Anmerkung: Wenn Sie nackte Mäuse verwenden, überspringen Sie diesen Schritt, da sie keine Körperbehaarung haben.
- Reinigen Sie die Halshaut durch Auftragen von Povidon-Jod und 70% Alkohol.
- Platzieren Sie die Maus auf dem Tisch des Präpariermikroskops
- Machen Sie mit einem chirurgischen Skalpell einen ~1 cm langen Schnitt in die Haut.
- Präparieren Sie den Muskel stumpf mit einer Zahnzange, um die darunter liegende Halsschlagader freizulegen.
- Trennen Sie die Halsschlagader mit einer chirurgischen Zange vom angrenzenden Vagusnerv.
- Trennen Sie mit einer chirurgischen Zange etwas Watte von einem Wattebausch, befeuchten Sie ihn und formen Sie ihn zu einem kleineren Wattebausch. Legen Sie diesen mit Puffer befeuchteten Wattebausch unter die Halsschlagader der vorgesehenen Injektionsstelle.
- Legen Sie eine Naht distal und proximal zum Wattebausch an und machen Sie lockere Knoten. Ziehen Sie den proximalen Knoten fest, um den Blutfluss in die Injektionsstelle zu blockieren.
- Fahren Sie mit der Injektion von Krebszellen fort, wenn die Halsschlagader auf dem Wattebausch vollständig mit frischem rotem Blut unter Druck zu stehen scheint.
>2. Injektion von Krebszellen in die Halsschlagader
- Vortexen und ziehen Sie 100 μl Krebszellen in die Spritze.
- Führen Sie unter dem Präpariermikroskop die 31G-Nadel (mit Abschrägung nach oben) langsam in das Lumen der Halsschlagader ein, die auf dem Wattebausch sitzt.
- Injizieren Sie die Zellen aus der Spritze langsam in die Halsschlagader. Eine erfolgreiche Injektion kann unter dem Mikroskop an der sich ändernden Farbe der nahe gelegenen Blutgefäße und der Muskulatur beobachtet werden, wenn gepufferte Krebszellen in den Blutkreislauf geschoben werden.

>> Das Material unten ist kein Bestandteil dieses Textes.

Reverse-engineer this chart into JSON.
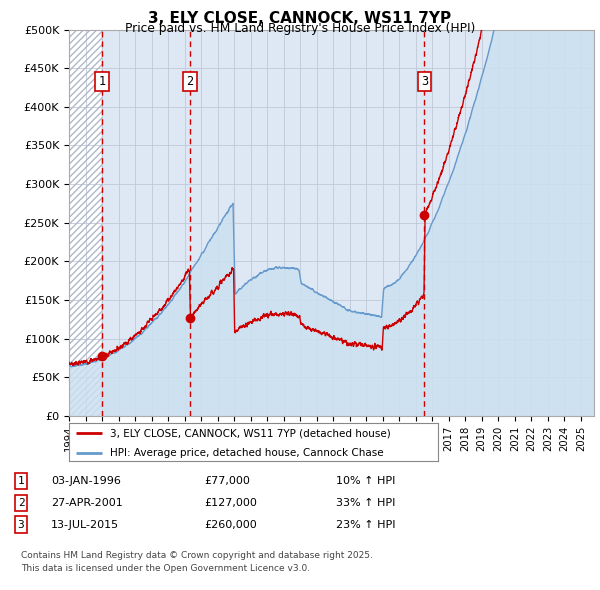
{
  "title": "3, ELY CLOSE, CANNOCK, WS11 7YP",
  "subtitle": "Price paid vs. HM Land Registry's House Price Index (HPI)",
  "ylim": [
    0,
    500000
  ],
  "yticks": [
    0,
    50000,
    100000,
    150000,
    200000,
    250000,
    300000,
    350000,
    400000,
    450000,
    500000
  ],
  "ytick_labels": [
    "£0",
    "£50K",
    "£100K",
    "£150K",
    "£200K",
    "£250K",
    "£300K",
    "£350K",
    "£400K",
    "£450K",
    "£500K"
  ],
  "xlim_start": 1994.0,
  "xlim_end": 2025.8,
  "sale_dates": [
    1996.01,
    2001.32,
    2015.53
  ],
  "sale_prices": [
    77000,
    127000,
    260000
  ],
  "sale_labels": [
    "1",
    "2",
    "3"
  ],
  "legend_line1": "3, ELY CLOSE, CANNOCK, WS11 7YP (detached house)",
  "legend_line2": "HPI: Average price, detached house, Cannock Chase",
  "table_entries": [
    {
      "num": "1",
      "date": "03-JAN-1996",
      "price": "£77,000",
      "hpi": "10% ↑ HPI"
    },
    {
      "num": "2",
      "date": "27-APR-2001",
      "price": "£127,000",
      "hpi": "33% ↑ HPI"
    },
    {
      "num": "3",
      "date": "13-JUL-2015",
      "price": "£260,000",
      "hpi": "23% ↑ HPI"
    }
  ],
  "footnote": "Contains HM Land Registry data © Crown copyright and database right 2025.\nThis data is licensed under the Open Government Licence v3.0.",
  "price_line_color": "#cc0000",
  "hpi_line_color": "#6699cc",
  "hpi_fill_color": "#cce0f0",
  "grid_color": "#c0c8d8",
  "dashed_line_color": "#cc0000",
  "background_color": "#ffffff",
  "plot_bg_color": "#dde8f4"
}
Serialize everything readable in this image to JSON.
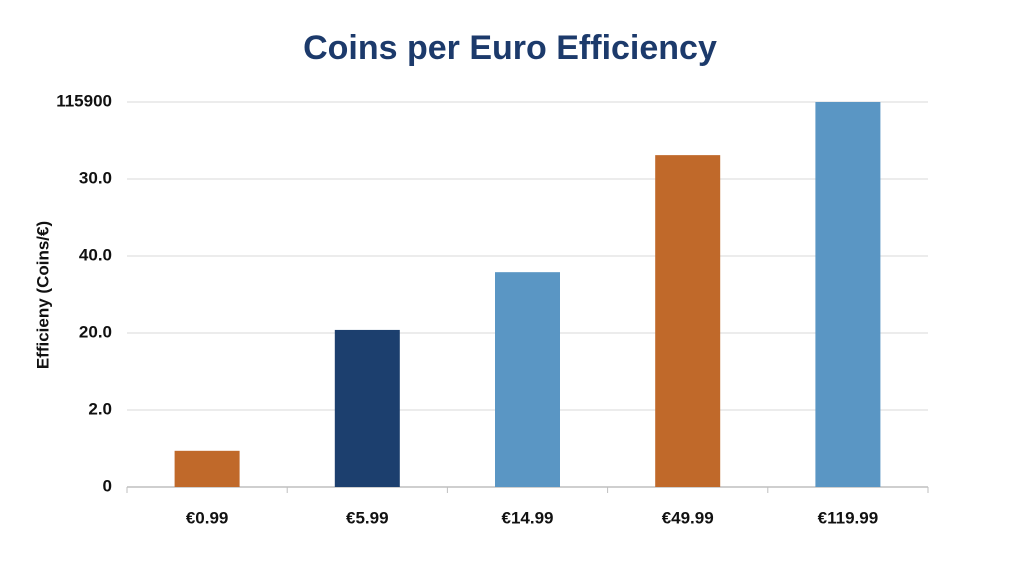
{
  "chart_data": {
    "type": "bar",
    "title": "Coins per Euro Efficiency",
    "y_label": "Efficieny (Coins/€)",
    "categories": [
      "€0.99",
      "€5.99",
      "€14.99",
      "€49.99",
      "€119.99"
    ],
    "values": [
      0.47,
      2.04,
      2.79,
      4.31,
      5.0
    ],
    "colors": [
      "#c0692a",
      "#1c3f6e",
      "#5a96c4",
      "#c0692a",
      "#5a96c4"
    ],
    "ylim": [
      0,
      5
    ],
    "yticks": [
      0,
      {
        "value": 1,
        "label": "2.0"
      },
      {
        "value": 2,
        "label": "20.0"
      },
      {
        "value": 3,
        "label": "40.0"
      },
      {
        "value": 4,
        "label": "30.0"
      },
      {
        "value": 5,
        "label": "115900"
      }
    ],
    "grid": true
  }
}
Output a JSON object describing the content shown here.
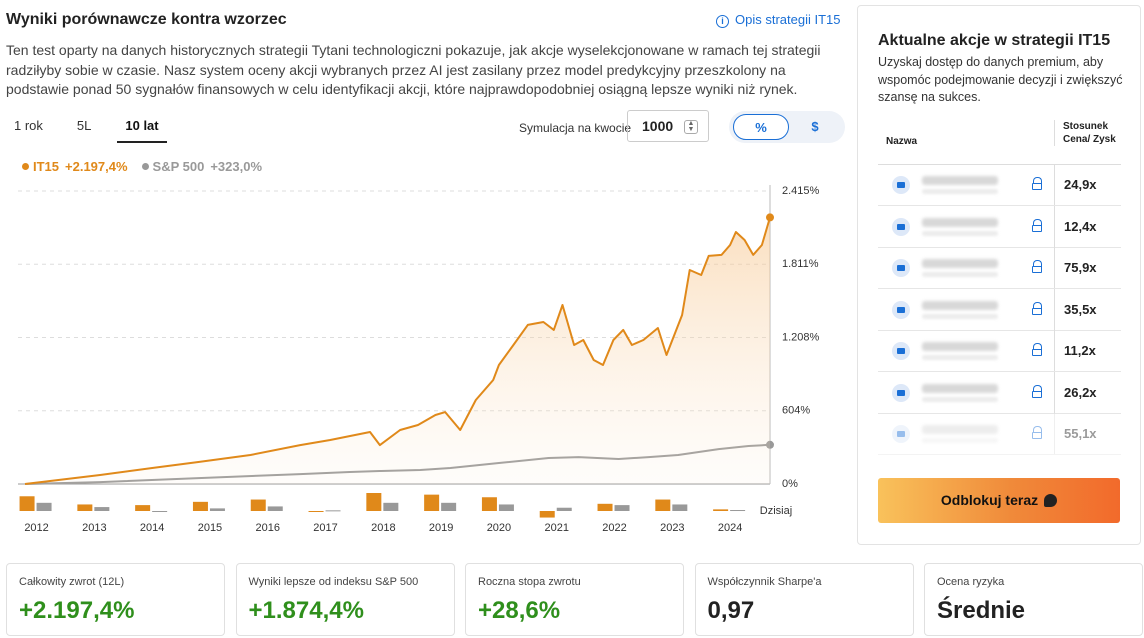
{
  "header": {
    "title": "Wyniki porównawcze kontra wzorzec",
    "link": "Opis strategii IT15",
    "link_icon": "i",
    "description": "Ten test oparty na danych historycznych strategii Tytani technologiczni pokazuje, jak akcje wyselekcjonowane w ramach tej strategii radziłyby sobie w czasie. Nasz system oceny akcji wybranych przez AI jest zasilany przez model predykcyjny przeszkolony na podstawie ponad 50 sygnałów finansowych w celu identyfikacji akcji, które najprawdopodobniej osiągną lepsze wyniki niż rynek."
  },
  "controls": {
    "tabs": [
      "1 rok",
      "5L",
      "10 lat"
    ],
    "active_tab": 2,
    "simulation_label": "Symulacja na kwocie",
    "simulation_amount": "1000",
    "units": [
      "%",
      "$"
    ]
  },
  "chart_data": {
    "type": "line",
    "series": [
      {
        "name": "IT15",
        "legend_value": "+2.197,4%",
        "color": "#e0891a",
        "x": [
          2011.8,
          2013.1,
          2014.0,
          2014.8,
          2015.7,
          2016.56,
          2017.08,
          2017.77,
          2017.94,
          2018.29,
          2018.6,
          2018.9,
          2019.07,
          2019.33,
          2019.6,
          2019.9,
          2020.0,
          2020.25,
          2020.5,
          2020.77,
          2020.95,
          2021.1,
          2021.3,
          2021.46,
          2021.64,
          2021.8,
          2021.98,
          2022.15,
          2022.3,
          2022.5,
          2022.75,
          2022.9,
          2023.17,
          2023.3,
          2023.5,
          2023.63,
          2023.85,
          2024.0,
          2024.1,
          2024.25,
          2024.4,
          2024.55,
          2024.69
        ],
        "values": [
          0,
          74,
          132,
          181,
          239,
          321,
          363,
          429,
          321,
          445,
          486,
          569,
          593,
          445,
          692,
          857,
          981,
          1146,
          1311,
          1335,
          1270,
          1475,
          1146,
          1187,
          1022,
          981,
          1187,
          1270,
          1146,
          1187,
          1286,
          1063,
          1393,
          1764,
          1723,
          1880,
          1888,
          1970,
          2077,
          2011,
          1888,
          1970,
          2197.4
        ]
      },
      {
        "name": "S&P 500",
        "legend_value": "+323,0%",
        "color": "#999999",
        "x": [
          2011.8,
          2013.1,
          2014.8,
          2016.56,
          2017.42,
          2017.94,
          2018.64,
          2019.16,
          2020.0,
          2020.86,
          2021.38,
          2022.07,
          2022.59,
          2023.1,
          2023.8,
          2024.32,
          2024.69
        ],
        "values": [
          0,
          16,
          49,
          82,
          99,
          107,
          115,
          132,
          173,
          214,
          222,
          206,
          222,
          239,
          288,
          313,
          323
        ]
      }
    ],
    "xlim": [
      2011.8,
      2024.69
    ],
    "xticks": [
      2012,
      2013,
      2014,
      2015,
      2016,
      2017,
      2018,
      2019,
      2020,
      2021,
      2022,
      2023,
      2024,
      {
        "value": 2024.69,
        "label": "Dzisiaj"
      }
    ],
    "ylim": [
      0,
      2415
    ],
    "yticks": [
      {
        "value": 0,
        "label": "0%"
      },
      {
        "value": 604,
        "label": "604%"
      },
      {
        "value": 1208,
        "label": "1.208%"
      },
      {
        "value": 1811,
        "label": "1.811%"
      },
      {
        "value": 2415,
        "label": "2.415%"
      }
    ],
    "grid": true,
    "annual_returns": {
      "it15": [
        45,
        20,
        18,
        28,
        35,
        -3,
        55,
        50,
        42,
        -20,
        22,
        35,
        5
      ],
      "sp500": [
        25,
        12,
        0,
        8,
        14,
        2,
        25,
        25,
        20,
        10,
        18,
        20,
        3
      ]
    }
  },
  "panel": {
    "title": "Aktualne akcje w strategii IT15",
    "description": "Uzyskaj dostęp do danych premium, aby wspomóc podejmowanie decyzji i zwiększyć szansę na sukces.",
    "columns": [
      "Nazwa",
      "Stosunek Cena/ Zysk"
    ],
    "rows": [
      "24,9x",
      "12,4x",
      "75,9x",
      "35,5x",
      "11,2x",
      "26,2x",
      "55,1x"
    ],
    "button": "Odblokuj teraz"
  },
  "stats": [
    {
      "label": "Całkowity zwrot (12L)",
      "value": "+2.197,4%"
    },
    {
      "label": "Wyniki lepsze od indeksu S&P 500",
      "value": "+1.874,4%"
    },
    {
      "label": "Roczna stopa zwrotu",
      "value": "+28,6%"
    },
    {
      "label": "Współczynnik Sharpe'a",
      "value": "0,97"
    },
    {
      "label": "Ocena ryzyka",
      "value": "Średnie"
    }
  ]
}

- Wenn die Injektion des gesamten Volumens abgeschlossen ist, heben Sie die distale Halsschlagader vorsichtig an, um ein Aufstoßen zu verhindern.
- Ziehen Sie den distalen Knoten schnell fest, um den Injektionsvorgang abzuschließen.
- Nach Abschluss der Injektion ziehen Sie die Ligaturen fest und schneiden die überschüssige Seidennaht mit einer Mikroschere unter dem Präpariermikroskop ab. Bewegen Sie den abgetrennten Muskel zurück, um die Wundstelle zu bedecken. Verschließen Sie die Haut mit zwei Klammern.
>3. Chirurgische Genesung
- Bringen Sie das operierte Tier zur Genesung auf ein Heizkissen. Es kann 30–60 Minuten dauern, bis die Tiere wieder zu Bewusstsein kommen. In der Zwischenzeit ist Buprenorphin (0,05 mg/kg) über subkutane Injektion als postoperative Analgesie zu verabreichen.
Anmerkung: Die Analgesie sollte gemäß Ihrem lokalen, von der IACUC genehmigten Protokoll durchgeführt werden.
- Sobald die Tiere erwachen und ihr normales Verhalten wieder aufnehmen, bringe die Mäuse zu ihrem Wohnort zurück. Versorgen Sie Mäuse mehrere Tage nach der Operation mit Gelfutter. Führen Sie ein chirurgisches Protokoll und bewahren Sie es im Raum auf.
>4. Nicht-invasive In-vivo-Bildgebung
- Messen Sie bei Zellen, die mit Luciferase-Reporterkonstrukten markiert wurden, die Effizienz der Injektion von Krebszellen mit einem In-vivo-Bildgebungssystem.
Anmerkung: Die Bildgebung wird am Tag der Injektion nicht durchgeführt, um übermäßigen Stress für die Versuchstiere zu vermeiden.